This week’s devotions are based on Week 6 of The Prophets: Micah (WATCH HERE)
Micah 6:6–7 “With what shall I come before the Lord and bow down before the exalted God?
Shall I come before Him with burnt offerings, with calves a year old?
Will the Lord be pleased with thousands of rams, with ten thousand rivers of oil?
Shall I offer my firstborn for my transgression, the fruit of my body for the sin of my soul?”
Micah paints a vivid picture of a people desperate to make things right with God. They know they’ve sinned. They sense His displeasure. And they respond the way most of us do when we’ve messed up: What can I do to make it up to You?
Their suggestions escalate quickly. Normal sacrifices turn to absurd extravagance, even to offering their own child. The tone is almost sarcastic, but tragically accurate. When guilt grips the heart, we often move toward rigor and ritual instead of relationship and repentance.
The people’s logic is familiar: If I try harder, maybe God will forgive me. If I give more, maybe He’ll be impressed. If I suffer enough, maybe I’ll earn His favor back. Yet Micah’s entire book shows that God’s concern isn’t about the scale of our offering but the state of our hearts.
They were still bringing sacrifices to the temple. Outwardly, religion was thriving. But inwardly, their hearts were focused on personal gain, a lack of compassion and their own version of truth. (Micah 3:9–11; 2:1–2).
So God, through Micah, exposes the futility of human striving. What God wants cannot be bought, bartered, or balanced through effort. You can’t “work off” guilt through religious intensity. You can’t repay grace. It was never a loan. You can’t impress a God who already owns all things.
When we bring our “best effort” to God to earn His favor, we’re still missing the point. Our best effort isn’t bad, but it’s inadequate when it replaces humility and faith. Trying to work our way back to God is like polishing the outside of a cup while the inside is still dirty (Luke 11:39). It might look holy, but it leaves the heart unchanged.
The gospel answers Micah’s question once and for all: “With what shall I come before the Lord?”
The answer is not with an offering we provide, but with a Savior God provides.
Jesus Christ is the only One who could come before God perfectly. He fulfilled the law we broke, bore the judgment we deserved, and offered Himself, not thousands of rams, but His own life, as the true and final sacrifice.
Now, when we come before the Lord, we come not to repay, but to receive. We come not to impress, but to surrender. We come not in rigor or ritual, but in relationship.
Micah’s question drives us to the foot of the cross, where we stop saying, “Look what I can give You,” and start saying, “Thank You for what You’ve given me.”

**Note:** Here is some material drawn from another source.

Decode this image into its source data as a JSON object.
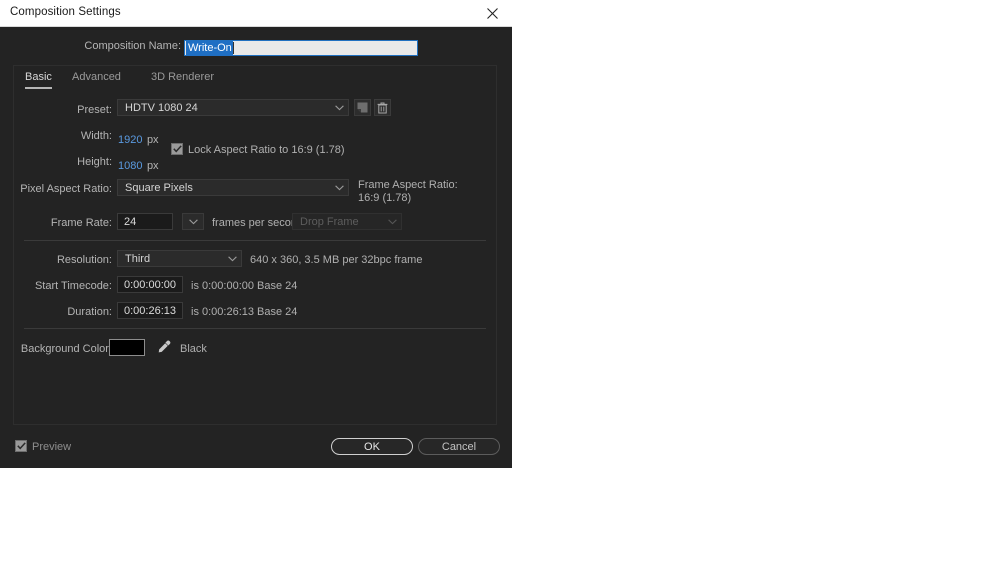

Apply: Stop trying to earn what’s already been given! Grace is not a reward for effort. It’s a gift for the undeserving. When you feel guilt or failure, resist the urge to “do more” to balance the scales. Instead, confess your need and receive God’s mercy through Christ.
Prayer: Father, You see through my efforts to impress You. You know when I try to earn what You freely give. Forgive me for turning faith into performance and worship into repayment.
Thank You for the gift of Your Son, Jesus, who gave Himself once for all so that I could come before You without fear. In Jesus’ name, Amen.
PS…Happy 84th birthday today to my dad and faithful devotion reader, Gerald Geiger!